Cette nouvelle saison est très efficace… elle reste dans la tête. Elle joue à cette fin sur les « petites peurs » (effraction dans Beyond the Sea, kidnapping dans Loch Henry, perte de l’intimité dans Joan is awful, ennui éternel dans Beyond the Sea et Demon 79, peur de « passer à côté de sa vie »). Elle est d’autant plus dérangeante que les « nouvelles technologies » qui sont souvent les éléments perturbateurs centraux des épisodes sont ici plus curieusement exploitées : on a en fait affaire à des inventions déjà existantes (plateformes de streaming ultra-intrusives dans Joan is awful, photographie et paparazzisme dans Mazey Day, menace nucléaire dans Demon 79, vogue des true stories dans Loch Henry), et bien sûr il y a le cadre rétrofuturiste de Beyond the Sea. De plus, le propos est souvent subtil, plus visuel que dialogué. La musique est également très importante, comme dans certains anciens épisodes. Des thématiques de plus en plus philosophiques (libre-arbitre et démon malin, responsabilité, contingence) sont au cœur des scénarios, bien que mêlées avec des éléments beaucoup plus prosaïques (JT apocalyptiques regardés passivement à la télévision dans Demon 79, folklore fantasy dans Mazey Day, sans oublier les génériques incluant des chansons de variété populaires). En refusant de parler au futur, ces cinq nouveaux épisodes nous mettent beaucoup plus violemment face à face avec ce qu’elle raconte, ce qui n’est pas traître non plus : il suffit de se rappeler le premier épisode de la série ! Notons également dans cette idée que ces épisodes mettent aussi l’accent sur l’individuel.

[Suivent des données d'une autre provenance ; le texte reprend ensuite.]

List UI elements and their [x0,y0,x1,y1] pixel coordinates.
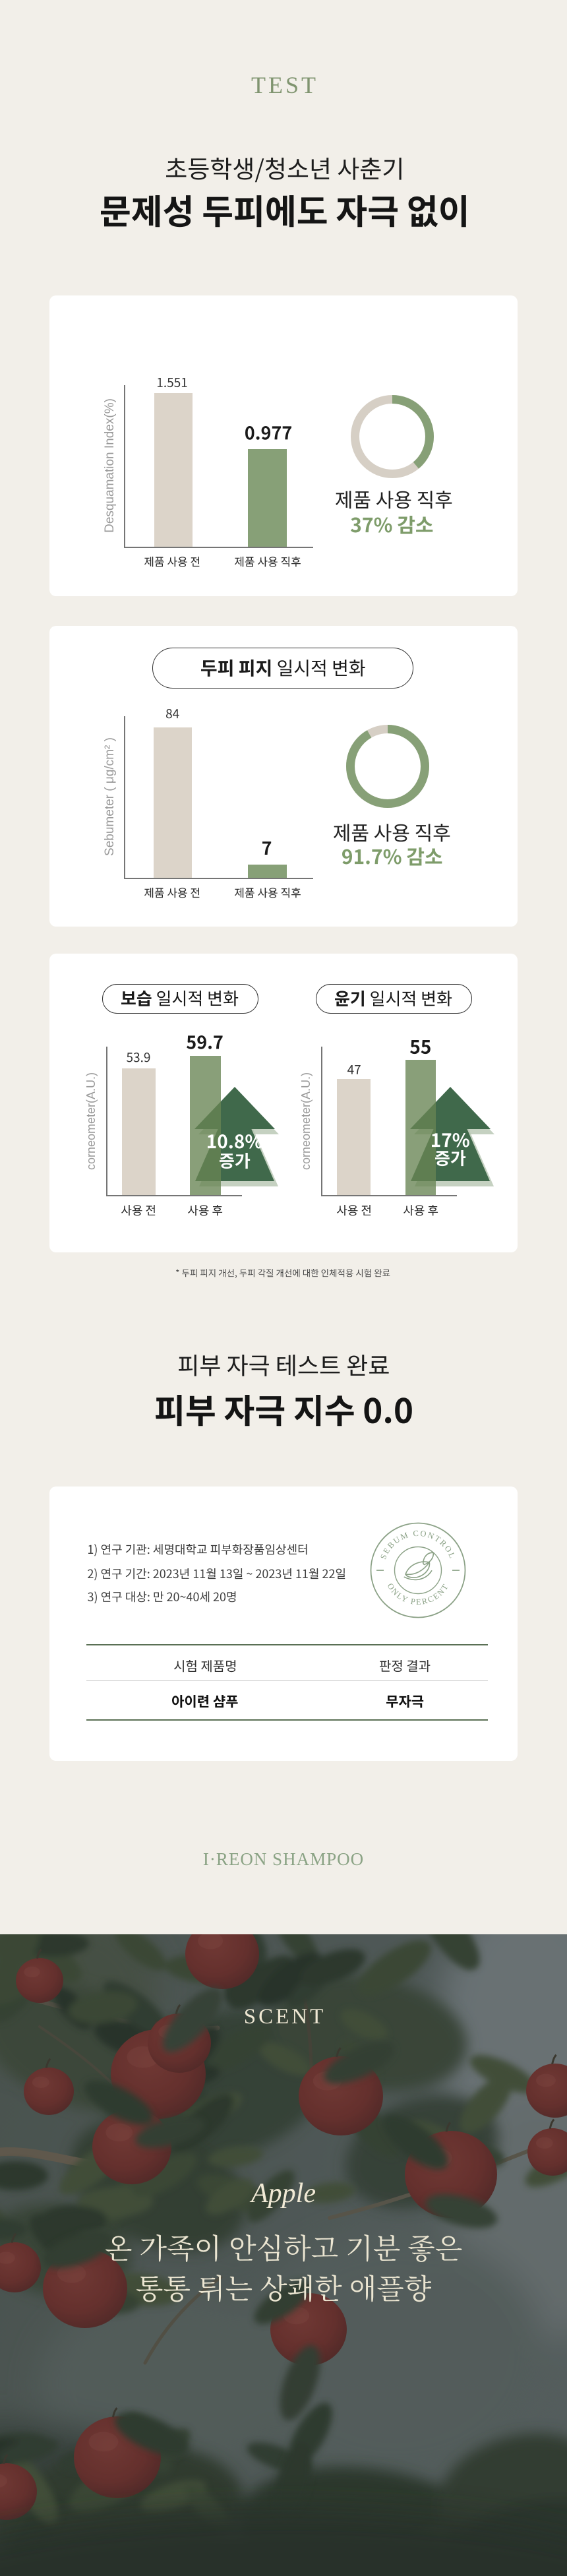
svg-text:SEBUM CONTROL: SEBUM CONTROL [378,1529,458,1561]
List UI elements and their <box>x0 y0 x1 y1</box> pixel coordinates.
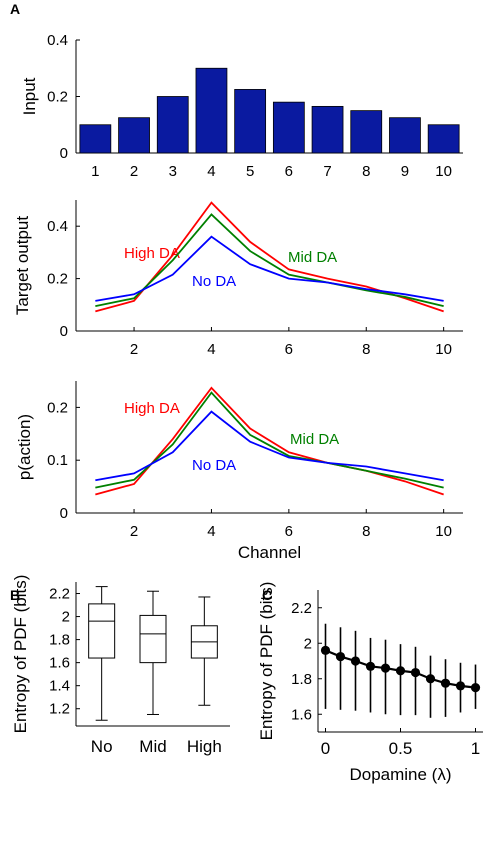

Beyond the Sea, dont la longueur épuise et qui relève une réelle faute de scénario, est un peu à part, même si le propos est puissant. Ainsi, dans son immense généralité, cette saison s’en sort haut la main. Loch Henry tient peut-être la palme, allant jusqu’à se mettre en abyme au sein de la série. En mettant le doigt sur cette mode obscène, cet épisode va jusqu’à questionner notre rapport à Black Mirror, car même lorsque l’écran est allumé, notre manière de le regarder n’est pas du tout anodine.
(Cette critique a été écrite le jour même de la sortie de la saison 6 (!), et mériterait peut-être une relecture à froid.)